If there’s anything I’ve learned sitting across a table from Drive director Nicolas Winding Refn, it’s that people from Denmark have a dry sense of humor. I tried to convey it with a screeencap of his best troll face, but the experience reminded me of an infamous Cannes panel.
The Cliff’s Notes: Melancholia director Lars Von Trier was hit with a leading question about his nationality at the French film festival. Engaging this absurdity with facetious reply, the auteur pretended to sympathize with Hitler. Von Trier has adamantly described the event as being a case of his Danish sense of humor doing him in. I have to say that I also sympathize.

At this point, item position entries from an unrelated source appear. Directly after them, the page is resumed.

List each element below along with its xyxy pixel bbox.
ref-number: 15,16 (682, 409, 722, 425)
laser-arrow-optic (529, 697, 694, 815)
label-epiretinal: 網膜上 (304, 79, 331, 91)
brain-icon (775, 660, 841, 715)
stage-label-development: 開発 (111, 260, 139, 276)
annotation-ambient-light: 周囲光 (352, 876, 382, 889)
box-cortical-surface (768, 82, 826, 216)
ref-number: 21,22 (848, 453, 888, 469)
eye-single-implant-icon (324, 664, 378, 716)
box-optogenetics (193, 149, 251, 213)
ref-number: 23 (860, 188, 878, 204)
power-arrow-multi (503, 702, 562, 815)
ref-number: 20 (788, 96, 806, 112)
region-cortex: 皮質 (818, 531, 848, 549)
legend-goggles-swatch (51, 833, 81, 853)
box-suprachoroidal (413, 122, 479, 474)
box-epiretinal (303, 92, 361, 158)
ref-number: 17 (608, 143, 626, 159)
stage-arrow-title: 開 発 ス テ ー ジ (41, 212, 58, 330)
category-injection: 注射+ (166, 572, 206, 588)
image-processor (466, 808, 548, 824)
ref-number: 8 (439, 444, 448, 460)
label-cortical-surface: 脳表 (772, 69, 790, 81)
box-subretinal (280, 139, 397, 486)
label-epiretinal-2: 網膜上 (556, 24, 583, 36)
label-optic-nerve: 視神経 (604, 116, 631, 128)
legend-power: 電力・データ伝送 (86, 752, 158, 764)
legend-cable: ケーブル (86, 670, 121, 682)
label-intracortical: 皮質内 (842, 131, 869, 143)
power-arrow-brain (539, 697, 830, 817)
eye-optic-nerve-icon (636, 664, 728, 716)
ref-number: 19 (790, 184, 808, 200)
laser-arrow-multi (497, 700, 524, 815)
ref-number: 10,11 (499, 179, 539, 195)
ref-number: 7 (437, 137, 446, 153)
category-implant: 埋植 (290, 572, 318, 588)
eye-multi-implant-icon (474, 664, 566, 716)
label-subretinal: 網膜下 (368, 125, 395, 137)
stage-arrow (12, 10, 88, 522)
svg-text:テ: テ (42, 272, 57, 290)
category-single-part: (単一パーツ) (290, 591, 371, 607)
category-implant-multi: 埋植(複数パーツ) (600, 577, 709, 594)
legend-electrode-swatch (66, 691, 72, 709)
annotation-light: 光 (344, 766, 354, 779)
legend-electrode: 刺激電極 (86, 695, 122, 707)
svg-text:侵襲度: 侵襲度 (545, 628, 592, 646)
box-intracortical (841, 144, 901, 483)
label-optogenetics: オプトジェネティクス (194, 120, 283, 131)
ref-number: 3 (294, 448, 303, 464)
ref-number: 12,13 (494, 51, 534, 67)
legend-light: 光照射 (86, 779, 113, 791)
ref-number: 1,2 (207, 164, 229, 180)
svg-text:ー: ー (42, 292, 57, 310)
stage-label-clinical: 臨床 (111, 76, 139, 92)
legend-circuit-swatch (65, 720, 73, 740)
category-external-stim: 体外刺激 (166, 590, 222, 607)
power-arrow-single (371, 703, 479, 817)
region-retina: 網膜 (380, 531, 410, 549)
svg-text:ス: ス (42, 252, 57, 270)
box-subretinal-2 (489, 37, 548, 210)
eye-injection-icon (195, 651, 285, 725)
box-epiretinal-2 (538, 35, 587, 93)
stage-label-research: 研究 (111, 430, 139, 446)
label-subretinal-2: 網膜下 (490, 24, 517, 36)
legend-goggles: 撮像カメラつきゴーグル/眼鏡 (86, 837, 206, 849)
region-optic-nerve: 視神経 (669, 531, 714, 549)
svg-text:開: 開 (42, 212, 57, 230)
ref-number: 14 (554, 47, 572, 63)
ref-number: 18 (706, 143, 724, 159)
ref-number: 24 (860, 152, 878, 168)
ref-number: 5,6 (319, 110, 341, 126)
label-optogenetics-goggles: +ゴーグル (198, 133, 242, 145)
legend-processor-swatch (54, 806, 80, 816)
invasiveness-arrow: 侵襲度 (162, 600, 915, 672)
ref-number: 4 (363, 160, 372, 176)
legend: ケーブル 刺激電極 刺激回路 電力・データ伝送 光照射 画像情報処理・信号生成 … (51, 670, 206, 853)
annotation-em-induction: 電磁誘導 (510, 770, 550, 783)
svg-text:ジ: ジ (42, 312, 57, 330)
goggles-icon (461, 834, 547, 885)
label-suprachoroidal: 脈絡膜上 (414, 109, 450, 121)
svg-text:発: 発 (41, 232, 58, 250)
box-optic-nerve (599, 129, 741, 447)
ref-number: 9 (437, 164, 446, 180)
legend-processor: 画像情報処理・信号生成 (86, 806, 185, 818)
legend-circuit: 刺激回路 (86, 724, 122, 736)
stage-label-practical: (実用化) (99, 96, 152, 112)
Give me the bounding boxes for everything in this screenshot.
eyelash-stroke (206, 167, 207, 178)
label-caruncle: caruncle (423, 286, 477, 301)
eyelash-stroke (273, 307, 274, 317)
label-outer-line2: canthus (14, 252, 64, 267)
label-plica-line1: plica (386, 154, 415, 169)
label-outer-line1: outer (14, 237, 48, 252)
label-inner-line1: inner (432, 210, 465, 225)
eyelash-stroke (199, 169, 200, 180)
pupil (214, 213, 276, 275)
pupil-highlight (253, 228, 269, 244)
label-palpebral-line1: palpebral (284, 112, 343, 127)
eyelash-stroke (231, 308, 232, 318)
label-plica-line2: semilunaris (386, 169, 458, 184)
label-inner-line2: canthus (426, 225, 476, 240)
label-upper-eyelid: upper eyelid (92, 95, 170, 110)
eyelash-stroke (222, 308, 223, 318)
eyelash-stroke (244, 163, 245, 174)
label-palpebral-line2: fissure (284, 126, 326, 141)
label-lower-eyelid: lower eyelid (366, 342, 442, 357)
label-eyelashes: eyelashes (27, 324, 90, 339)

With Von Trier, not Hitler. As a resident of Boston I sometimes find myself entangled when jesting across state lines. (Just imagine someone from The Departed having a conversation with your grandmother). Lars Von Trier has already been banned from the festival, but now also faces charges. In response, the filmmaker has chosen take a vow of silence. Read on for details…
[Via The Playlist]The Danish police, immune to Danish humor, are investigating whether Lars Von Trier has broken French laws by justifying war crimes. Even taking his comments literally, this is a hard sell, but the controversy has provoked the director to shut his trap once and for all. In a final statement, Von Trier has announced that he will no longer speak to the press or take interviews from this day forth, opting for self preservation over freedom of speech.
Today at 2 pm I was questioned by the Police of North Zealand in connection with charges made by the prosecution of Grasse in France from August 2011 regarding a possible violation of prohibition in French law against justification of war crimes. The investigation covers comments made during the press conference in Cannes in May 2011. Due to these serious accusations I have realized that I do not possess the skills to express myself unequivocally and I have therefore decided from this day forth to refrain from all public statements and interviews. Lars von Trier, Avedøre, 5. October 2011.
Lars Von Trier is currently preparing to make Nymphomaniac, a film that will reportedly feature graphic sex scenes and chronicle the sexual journey of a woman from age zero to fifty. The intention is that multiple versions of it will be cut, with a more daring flavor exclusive to DVD. I guess you can silence the man but never his work.